BUDGET: Charity Definition Delayed
15 May 2013 at 11:35 am
It’s been confirmed in the Federal Budget that the proposed introduction of a statutory definition of charity has been deferred for another six months.
The Federal Government has announced a later start date for the 2011?12 Budget measure Not?for?profit sector reforms — introducing a statutory definition of 'charity'.
This measure will now take effect from 1 January 2014, rather than 1 July 2013 as originally announced.
The Treasurer Wayne Swan says this measure is estimated to have a small but unquantifiable cost to revenue over the forward estimates period.
“The new start date will provide time for the Australian Charities and Not-for-profits Commission to develop guidance for charities regarding the definition.
“The proposed statutory definition of charity preserves common law principles and provides greater clarity and certainty about the meaning of 'charity' and 'charitable purpose',” he said.
The Community Council of Australia says it’s not surprising that the new Definition of Charity legislation has been delayed along with consideration of changes to Fringe Benefit Tax and other tax concessions.

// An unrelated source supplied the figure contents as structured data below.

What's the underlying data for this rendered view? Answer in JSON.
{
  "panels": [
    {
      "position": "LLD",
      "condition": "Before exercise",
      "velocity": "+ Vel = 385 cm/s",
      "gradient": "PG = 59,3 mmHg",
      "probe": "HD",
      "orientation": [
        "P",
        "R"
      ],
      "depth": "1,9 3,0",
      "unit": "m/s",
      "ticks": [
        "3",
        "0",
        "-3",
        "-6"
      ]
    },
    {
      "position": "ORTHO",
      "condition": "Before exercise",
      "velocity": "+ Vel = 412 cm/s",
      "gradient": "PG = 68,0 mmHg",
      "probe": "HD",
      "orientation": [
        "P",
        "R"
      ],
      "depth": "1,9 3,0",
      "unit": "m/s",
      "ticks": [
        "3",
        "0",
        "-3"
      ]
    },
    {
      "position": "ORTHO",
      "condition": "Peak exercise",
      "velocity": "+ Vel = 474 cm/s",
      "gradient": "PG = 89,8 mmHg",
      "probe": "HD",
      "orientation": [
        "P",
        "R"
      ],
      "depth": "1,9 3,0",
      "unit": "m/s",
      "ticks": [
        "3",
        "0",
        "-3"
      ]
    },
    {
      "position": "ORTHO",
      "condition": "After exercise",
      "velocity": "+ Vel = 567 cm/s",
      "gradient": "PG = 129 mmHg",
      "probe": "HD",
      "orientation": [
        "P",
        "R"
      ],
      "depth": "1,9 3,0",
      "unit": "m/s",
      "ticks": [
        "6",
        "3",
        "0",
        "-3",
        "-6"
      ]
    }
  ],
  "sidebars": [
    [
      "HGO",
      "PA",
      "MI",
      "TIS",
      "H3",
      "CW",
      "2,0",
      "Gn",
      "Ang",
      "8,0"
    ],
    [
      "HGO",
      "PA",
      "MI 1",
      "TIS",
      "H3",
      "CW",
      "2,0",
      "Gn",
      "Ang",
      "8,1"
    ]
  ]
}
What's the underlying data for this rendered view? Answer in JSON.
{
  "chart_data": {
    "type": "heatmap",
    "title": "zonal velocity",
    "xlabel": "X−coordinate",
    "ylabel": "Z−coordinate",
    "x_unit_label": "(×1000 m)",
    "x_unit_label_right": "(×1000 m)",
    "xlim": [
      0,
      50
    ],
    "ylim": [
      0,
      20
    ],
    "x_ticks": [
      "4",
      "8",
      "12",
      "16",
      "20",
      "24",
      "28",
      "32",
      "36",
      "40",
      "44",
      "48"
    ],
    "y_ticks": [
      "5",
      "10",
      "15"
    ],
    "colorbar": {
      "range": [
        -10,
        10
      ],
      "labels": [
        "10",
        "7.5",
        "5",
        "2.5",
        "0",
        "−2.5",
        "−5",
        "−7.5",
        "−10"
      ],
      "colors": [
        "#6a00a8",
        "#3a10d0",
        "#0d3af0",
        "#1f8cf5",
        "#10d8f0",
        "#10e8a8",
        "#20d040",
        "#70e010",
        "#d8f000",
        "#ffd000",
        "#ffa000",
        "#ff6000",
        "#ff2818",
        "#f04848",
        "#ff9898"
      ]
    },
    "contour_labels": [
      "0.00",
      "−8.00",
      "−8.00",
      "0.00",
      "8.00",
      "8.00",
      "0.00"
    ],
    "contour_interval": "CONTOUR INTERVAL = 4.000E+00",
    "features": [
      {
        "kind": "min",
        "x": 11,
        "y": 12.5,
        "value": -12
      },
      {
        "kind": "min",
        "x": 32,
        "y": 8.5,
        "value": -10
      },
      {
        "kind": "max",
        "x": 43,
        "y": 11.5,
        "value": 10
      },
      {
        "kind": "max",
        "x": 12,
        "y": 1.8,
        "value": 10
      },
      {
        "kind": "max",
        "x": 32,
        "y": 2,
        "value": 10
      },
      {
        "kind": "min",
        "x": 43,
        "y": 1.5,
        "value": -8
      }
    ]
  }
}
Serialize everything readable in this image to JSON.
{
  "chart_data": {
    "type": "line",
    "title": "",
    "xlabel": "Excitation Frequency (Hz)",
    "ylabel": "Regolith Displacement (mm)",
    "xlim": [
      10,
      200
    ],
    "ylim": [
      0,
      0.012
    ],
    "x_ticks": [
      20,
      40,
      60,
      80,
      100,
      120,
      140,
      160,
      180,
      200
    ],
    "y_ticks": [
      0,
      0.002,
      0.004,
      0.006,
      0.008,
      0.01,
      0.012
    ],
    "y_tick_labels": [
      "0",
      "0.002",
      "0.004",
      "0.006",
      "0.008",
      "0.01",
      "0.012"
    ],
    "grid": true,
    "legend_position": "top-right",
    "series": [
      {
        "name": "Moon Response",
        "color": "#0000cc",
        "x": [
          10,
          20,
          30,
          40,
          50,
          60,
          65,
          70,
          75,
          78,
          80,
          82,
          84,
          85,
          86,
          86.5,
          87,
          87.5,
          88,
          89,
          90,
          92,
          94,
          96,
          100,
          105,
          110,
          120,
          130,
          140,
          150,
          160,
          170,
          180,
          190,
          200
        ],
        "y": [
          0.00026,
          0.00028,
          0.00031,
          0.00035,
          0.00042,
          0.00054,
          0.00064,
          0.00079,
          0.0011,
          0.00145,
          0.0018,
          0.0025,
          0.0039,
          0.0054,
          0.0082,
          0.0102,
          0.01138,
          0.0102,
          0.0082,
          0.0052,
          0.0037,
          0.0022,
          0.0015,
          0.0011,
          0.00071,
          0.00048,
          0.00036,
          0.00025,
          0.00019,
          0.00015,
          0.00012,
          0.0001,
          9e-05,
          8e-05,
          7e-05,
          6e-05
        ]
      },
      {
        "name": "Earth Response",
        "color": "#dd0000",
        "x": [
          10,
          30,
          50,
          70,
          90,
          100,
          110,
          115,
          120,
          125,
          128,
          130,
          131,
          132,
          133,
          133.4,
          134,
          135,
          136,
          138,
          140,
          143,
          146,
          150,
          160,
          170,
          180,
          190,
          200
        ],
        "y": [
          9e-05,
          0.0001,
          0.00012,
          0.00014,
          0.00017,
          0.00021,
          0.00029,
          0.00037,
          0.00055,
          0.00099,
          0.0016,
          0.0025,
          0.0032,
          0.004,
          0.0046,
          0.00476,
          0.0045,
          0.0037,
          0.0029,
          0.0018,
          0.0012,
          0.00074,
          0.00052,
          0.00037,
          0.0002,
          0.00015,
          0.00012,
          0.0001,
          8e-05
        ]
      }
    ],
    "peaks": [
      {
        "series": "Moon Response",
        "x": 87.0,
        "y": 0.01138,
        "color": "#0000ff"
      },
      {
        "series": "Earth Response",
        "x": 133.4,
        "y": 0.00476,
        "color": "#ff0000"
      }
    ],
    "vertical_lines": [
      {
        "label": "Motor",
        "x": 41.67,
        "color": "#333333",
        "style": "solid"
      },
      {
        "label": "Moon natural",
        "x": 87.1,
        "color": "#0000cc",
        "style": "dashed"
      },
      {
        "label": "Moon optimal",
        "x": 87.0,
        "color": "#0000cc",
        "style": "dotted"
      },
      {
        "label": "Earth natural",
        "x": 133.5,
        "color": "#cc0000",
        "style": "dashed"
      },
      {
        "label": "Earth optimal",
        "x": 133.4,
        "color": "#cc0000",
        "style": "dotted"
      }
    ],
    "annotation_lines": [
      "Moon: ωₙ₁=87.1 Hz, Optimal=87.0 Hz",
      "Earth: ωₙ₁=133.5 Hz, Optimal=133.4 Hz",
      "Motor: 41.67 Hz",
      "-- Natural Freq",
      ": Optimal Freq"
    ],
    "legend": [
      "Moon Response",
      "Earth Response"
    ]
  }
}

“Any new government reform requiring significant consultation was always going to be difficult to manage this late into the election cycle. The challenge for the current Government is not so much driving more reform, but consolidating changes and selling the benefits of the significant reforms they have already committed to,” CCA CEO, David Crosbie said.
“This is not an easy task given an electorate that seems to have developed a tin ear for political messaging.
“CCA believes that there is now real scope to drive the Not for Profit reform agenda as part of the election agenda, but clearly, there is a very limited appetite for new reforms in what remains of this term of government,” he said.
In April the Federal Government released the long awaited exposure draft legislation for a statutory definition of 'charity' in Australia preserving the common law definition of charity, including the presumption of public benefit for certain charitable purposes.
It also incorporates recent court decisions, such as Aid/Watch Incorporated v Federal Commissioner of Taxation, which extended the circumstances in which a charity may advance public debate.